Considera cuán grande es la dulzura y la piedad de Dios, su clemencia y bondad; cuán suave es con todos, compasivo en todas sus acciones, siempre dispuesto a perdonar, «clemente y misericordioso, lento a la ira, rico en amor y siempre dispuesto a perdonar. ¡Quién sabe si no perdonará una vez más!» (J12,13). «Padre misericordioso y Dios de todo consuelo. El es el que nos conforta en todas nuestras tribulaciones» (2 Cor 1,3ss). Y «como un padre siente ternura por sus hijos, así siente el Señor ternura por sus fieles» (Sal 103,13). Sobre todo, debemos considerar que si el Padre «no perdonó a su propio Hijo, antes bien lo entregó a la muerte por todos nosotros, ¿cómo no va a darnos gratuitamente todas las demás cosas juntamente con él?» (Rom 8,32), «reconciliando el mundo consigo en Cristo» (2 Cor 5,19), el cual «nos ha liberado de nuestros pecados con su sangre» (Ap 1,5) y, por nosotros, se revistió de la carne, fue ultrajado con la cruz y condenado a muerte.

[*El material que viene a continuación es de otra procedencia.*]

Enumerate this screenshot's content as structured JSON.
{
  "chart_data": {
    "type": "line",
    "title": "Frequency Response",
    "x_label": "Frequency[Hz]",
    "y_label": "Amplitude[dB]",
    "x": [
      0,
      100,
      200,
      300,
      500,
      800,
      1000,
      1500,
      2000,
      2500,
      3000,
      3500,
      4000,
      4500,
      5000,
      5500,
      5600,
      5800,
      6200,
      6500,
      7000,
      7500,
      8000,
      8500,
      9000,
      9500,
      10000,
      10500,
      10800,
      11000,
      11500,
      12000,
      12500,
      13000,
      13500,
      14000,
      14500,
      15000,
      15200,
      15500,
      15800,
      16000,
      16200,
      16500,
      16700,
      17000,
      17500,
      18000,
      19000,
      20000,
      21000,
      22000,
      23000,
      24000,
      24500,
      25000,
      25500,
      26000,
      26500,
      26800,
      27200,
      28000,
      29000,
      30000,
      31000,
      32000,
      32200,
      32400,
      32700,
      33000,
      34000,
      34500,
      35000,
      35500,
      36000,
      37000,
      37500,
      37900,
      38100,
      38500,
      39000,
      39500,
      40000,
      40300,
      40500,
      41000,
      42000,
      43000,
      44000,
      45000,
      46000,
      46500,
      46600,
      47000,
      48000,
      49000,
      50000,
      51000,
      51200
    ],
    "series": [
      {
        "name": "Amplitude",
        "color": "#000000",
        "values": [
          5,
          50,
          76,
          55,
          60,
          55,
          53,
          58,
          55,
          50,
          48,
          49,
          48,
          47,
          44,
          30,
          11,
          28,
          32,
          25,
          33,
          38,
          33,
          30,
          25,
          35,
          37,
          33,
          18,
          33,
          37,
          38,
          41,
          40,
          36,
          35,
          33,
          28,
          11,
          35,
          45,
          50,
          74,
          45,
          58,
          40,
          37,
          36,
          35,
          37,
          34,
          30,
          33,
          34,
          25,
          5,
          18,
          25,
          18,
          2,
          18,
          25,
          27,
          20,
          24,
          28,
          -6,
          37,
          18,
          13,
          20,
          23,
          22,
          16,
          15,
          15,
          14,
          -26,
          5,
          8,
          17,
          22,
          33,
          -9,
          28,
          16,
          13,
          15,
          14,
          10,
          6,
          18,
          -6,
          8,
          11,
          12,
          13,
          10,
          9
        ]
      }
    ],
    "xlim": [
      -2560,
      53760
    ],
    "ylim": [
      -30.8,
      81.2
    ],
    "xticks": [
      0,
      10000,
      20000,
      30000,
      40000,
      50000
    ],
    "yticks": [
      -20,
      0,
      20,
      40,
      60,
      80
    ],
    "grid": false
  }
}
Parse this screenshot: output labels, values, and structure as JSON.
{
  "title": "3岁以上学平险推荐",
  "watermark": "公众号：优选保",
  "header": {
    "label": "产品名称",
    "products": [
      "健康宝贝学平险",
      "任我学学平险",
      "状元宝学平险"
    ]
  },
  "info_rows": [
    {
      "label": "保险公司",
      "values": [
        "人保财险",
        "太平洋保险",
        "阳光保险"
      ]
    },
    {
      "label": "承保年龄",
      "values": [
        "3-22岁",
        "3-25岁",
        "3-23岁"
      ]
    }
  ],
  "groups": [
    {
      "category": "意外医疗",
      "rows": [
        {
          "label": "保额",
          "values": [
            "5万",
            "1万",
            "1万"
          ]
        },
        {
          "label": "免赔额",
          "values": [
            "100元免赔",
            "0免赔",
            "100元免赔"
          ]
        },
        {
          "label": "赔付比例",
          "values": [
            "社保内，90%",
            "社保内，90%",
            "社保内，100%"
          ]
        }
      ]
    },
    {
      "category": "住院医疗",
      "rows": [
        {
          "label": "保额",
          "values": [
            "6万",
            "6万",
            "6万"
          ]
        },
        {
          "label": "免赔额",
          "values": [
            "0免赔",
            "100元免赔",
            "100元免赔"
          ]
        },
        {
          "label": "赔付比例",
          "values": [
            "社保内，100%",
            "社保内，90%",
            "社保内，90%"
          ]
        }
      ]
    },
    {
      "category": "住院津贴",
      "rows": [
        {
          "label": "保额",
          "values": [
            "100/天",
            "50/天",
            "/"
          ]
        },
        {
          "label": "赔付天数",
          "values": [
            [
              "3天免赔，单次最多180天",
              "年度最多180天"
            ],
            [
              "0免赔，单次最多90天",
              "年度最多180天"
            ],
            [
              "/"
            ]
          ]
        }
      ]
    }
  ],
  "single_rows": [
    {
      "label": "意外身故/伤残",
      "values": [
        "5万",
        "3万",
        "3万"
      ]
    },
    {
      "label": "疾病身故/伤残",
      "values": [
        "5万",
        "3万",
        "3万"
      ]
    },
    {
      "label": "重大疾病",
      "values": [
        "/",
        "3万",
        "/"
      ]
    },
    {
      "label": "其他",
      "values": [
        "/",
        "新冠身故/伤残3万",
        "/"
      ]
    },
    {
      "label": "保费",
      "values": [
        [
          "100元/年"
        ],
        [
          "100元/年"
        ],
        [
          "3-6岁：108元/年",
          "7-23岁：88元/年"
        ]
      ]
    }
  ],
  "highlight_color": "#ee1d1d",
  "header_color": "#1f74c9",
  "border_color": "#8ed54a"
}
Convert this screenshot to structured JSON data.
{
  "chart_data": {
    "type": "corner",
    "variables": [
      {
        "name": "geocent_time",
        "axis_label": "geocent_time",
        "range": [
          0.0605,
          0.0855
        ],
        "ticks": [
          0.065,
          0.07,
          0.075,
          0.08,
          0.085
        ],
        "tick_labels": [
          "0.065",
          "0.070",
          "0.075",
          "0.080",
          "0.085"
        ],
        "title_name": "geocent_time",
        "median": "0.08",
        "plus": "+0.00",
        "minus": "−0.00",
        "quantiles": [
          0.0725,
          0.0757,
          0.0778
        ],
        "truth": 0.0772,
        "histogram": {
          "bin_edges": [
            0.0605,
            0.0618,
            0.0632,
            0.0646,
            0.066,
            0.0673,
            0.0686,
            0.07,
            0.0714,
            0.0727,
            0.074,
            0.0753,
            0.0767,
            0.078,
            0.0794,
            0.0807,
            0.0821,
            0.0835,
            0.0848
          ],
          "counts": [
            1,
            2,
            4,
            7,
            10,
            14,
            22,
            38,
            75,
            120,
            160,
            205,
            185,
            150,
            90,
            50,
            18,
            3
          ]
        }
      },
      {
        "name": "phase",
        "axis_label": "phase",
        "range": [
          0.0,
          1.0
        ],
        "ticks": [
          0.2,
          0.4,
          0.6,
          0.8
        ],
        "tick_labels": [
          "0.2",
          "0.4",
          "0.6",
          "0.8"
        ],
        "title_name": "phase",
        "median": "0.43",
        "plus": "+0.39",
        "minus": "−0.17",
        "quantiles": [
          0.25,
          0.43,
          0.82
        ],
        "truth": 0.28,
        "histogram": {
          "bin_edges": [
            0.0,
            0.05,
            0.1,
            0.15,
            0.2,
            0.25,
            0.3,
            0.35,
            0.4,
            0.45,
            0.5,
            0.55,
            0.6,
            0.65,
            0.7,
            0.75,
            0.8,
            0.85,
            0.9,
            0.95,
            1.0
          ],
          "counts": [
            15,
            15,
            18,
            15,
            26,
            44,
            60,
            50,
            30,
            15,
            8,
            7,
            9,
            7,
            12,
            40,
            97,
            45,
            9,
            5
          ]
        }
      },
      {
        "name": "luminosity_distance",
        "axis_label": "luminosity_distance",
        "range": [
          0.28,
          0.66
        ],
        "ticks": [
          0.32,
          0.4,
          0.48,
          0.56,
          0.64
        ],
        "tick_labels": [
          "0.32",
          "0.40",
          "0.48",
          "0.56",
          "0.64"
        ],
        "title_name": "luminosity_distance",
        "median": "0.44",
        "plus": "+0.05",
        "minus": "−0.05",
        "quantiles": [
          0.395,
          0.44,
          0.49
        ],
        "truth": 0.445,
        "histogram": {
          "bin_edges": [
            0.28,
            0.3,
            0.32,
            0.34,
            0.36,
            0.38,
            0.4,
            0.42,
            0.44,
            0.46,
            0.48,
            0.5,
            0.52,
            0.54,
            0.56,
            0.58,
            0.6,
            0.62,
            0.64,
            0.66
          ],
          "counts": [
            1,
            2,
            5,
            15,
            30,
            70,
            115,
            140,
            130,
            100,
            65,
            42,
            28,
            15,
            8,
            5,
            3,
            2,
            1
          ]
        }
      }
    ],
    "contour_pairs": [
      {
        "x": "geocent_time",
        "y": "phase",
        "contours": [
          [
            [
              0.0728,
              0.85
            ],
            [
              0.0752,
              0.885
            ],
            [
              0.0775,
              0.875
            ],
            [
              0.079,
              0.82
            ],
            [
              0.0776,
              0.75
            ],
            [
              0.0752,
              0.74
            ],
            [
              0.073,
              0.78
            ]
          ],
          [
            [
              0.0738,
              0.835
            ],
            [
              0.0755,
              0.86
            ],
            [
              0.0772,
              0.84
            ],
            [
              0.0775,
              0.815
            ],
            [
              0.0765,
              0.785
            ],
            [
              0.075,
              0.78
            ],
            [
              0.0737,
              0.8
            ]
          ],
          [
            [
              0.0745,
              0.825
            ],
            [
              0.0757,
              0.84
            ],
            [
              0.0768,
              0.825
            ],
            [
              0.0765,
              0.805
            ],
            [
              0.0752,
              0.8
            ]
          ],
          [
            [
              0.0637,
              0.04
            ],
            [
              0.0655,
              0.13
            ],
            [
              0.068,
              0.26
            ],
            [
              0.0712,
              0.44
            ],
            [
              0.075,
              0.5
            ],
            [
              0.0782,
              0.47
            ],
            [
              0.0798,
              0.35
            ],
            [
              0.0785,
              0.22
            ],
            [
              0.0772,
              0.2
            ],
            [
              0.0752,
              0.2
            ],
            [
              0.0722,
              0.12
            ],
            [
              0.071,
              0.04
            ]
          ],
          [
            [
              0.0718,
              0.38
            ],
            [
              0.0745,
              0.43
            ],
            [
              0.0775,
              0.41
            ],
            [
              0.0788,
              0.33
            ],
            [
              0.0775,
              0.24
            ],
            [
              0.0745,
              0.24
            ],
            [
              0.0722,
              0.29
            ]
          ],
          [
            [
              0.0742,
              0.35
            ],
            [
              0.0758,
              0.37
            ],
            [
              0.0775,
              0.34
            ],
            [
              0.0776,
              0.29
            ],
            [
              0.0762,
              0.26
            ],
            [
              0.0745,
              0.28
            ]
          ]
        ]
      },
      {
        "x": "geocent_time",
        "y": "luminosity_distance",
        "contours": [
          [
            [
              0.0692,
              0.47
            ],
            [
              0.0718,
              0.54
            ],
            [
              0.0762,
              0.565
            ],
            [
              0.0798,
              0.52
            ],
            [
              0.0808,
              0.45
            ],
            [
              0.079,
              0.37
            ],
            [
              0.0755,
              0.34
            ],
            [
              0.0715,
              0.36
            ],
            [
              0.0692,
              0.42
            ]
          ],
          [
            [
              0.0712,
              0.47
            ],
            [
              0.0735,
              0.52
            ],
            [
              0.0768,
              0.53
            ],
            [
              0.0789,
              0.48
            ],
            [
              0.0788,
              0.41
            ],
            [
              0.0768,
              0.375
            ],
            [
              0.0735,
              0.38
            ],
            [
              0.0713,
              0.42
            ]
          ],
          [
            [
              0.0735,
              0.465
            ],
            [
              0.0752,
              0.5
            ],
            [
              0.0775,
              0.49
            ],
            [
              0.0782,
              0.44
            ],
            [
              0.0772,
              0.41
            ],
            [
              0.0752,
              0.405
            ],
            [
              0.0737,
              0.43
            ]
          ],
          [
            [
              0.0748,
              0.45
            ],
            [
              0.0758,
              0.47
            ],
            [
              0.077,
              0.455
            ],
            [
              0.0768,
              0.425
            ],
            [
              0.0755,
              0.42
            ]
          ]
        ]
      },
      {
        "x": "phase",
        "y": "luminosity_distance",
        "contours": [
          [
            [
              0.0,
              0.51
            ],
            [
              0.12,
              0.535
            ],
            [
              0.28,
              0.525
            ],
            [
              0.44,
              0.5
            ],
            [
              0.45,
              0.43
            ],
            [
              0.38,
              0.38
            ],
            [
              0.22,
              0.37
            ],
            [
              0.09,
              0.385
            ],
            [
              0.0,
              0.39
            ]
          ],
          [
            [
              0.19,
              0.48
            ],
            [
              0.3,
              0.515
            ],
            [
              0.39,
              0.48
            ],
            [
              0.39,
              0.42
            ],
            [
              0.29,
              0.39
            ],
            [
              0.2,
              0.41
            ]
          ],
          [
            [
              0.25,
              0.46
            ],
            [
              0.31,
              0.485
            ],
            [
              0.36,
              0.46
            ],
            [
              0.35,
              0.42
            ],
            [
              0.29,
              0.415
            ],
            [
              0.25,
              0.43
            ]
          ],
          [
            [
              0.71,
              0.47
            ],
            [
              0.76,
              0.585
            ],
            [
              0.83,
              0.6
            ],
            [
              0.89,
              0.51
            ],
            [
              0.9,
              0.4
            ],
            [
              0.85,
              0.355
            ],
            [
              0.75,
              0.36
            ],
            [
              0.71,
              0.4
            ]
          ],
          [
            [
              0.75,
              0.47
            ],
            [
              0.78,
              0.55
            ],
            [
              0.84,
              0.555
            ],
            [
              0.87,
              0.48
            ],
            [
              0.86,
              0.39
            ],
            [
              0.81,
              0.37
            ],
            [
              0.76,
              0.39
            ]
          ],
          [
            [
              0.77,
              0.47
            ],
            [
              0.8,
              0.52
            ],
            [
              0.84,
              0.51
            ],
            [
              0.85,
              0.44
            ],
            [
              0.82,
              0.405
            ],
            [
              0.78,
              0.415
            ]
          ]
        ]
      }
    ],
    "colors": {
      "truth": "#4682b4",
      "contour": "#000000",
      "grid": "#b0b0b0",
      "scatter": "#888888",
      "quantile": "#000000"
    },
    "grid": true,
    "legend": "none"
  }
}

¿Crees que alguien que ha sufrido tanto por ti te abandonará? No lo pienses jamás. ¿A cuántos que se alejaron más que tú de él los llamó junto a él? En efecto, él es aquel por el cual «allí donde abundó el pecado, sobreabundó la gracia» (Rom 5,20). De ello es testigo el santo David, que cometió un gran pecado manchándose de adulterio, homicidio y traición... pero donde abundó la impureza, sobreabundó la pureza; donde abundó la crueldad, sobreabundó la piedad; donde abundó el engaño, sobreabundó la rectitud. Encontraríamos innumerables casos similares si quisiéramos recordar todos aquellos en los que Dios, con su misericordia y piedad, remitió la iniquidad y perdonó los pecados, purificándolos, justificándolos y santificándolos en el Espíritu Santo. Verdaderamente, «como dista el Oriente del Occidente, así ha alejado de ellos sus culpas el Señor» (Sal 103,12), introduciendo en ellos el bien allí donde estaba el mal, el mérito donde estaba la injusticia, la gracia donde estaba arraigada la culpa (Adam Scott, cartujo del siglo XIII).


ACTIO

Repite con frecuencia y vive hoy la Palabra:

«Que se alegren los que buscan al Señor» (de la liturgia).
 

PARA LA LECTURA ESPIRITUAL

Si un padre es dueño, sólo es libre el hijo que se rebela, esto es, el ateo. En cambio, si el padre es misericordia, amor, alguien que da libertad, entonces es libre el hijo que vive la libertad. El problema, por tanto, es el de la imagen de Dios. Si Dios es la ley, entonces es antagonista de mi libertad. En cambio, si Dios es Padre, entonces no es antagonista de mi libertad, sino que me forma para ella incluso a través de la ley, que tiene una función pedagógica. Ahora bien, la ley lleva siempre en sí misma el peligro de mantener al hombre en estado de minoría de edad. El riesgo que corre el cristiano es el de no comprender que la humanidad puede llegar a ser mayor de edad (S. Fausti).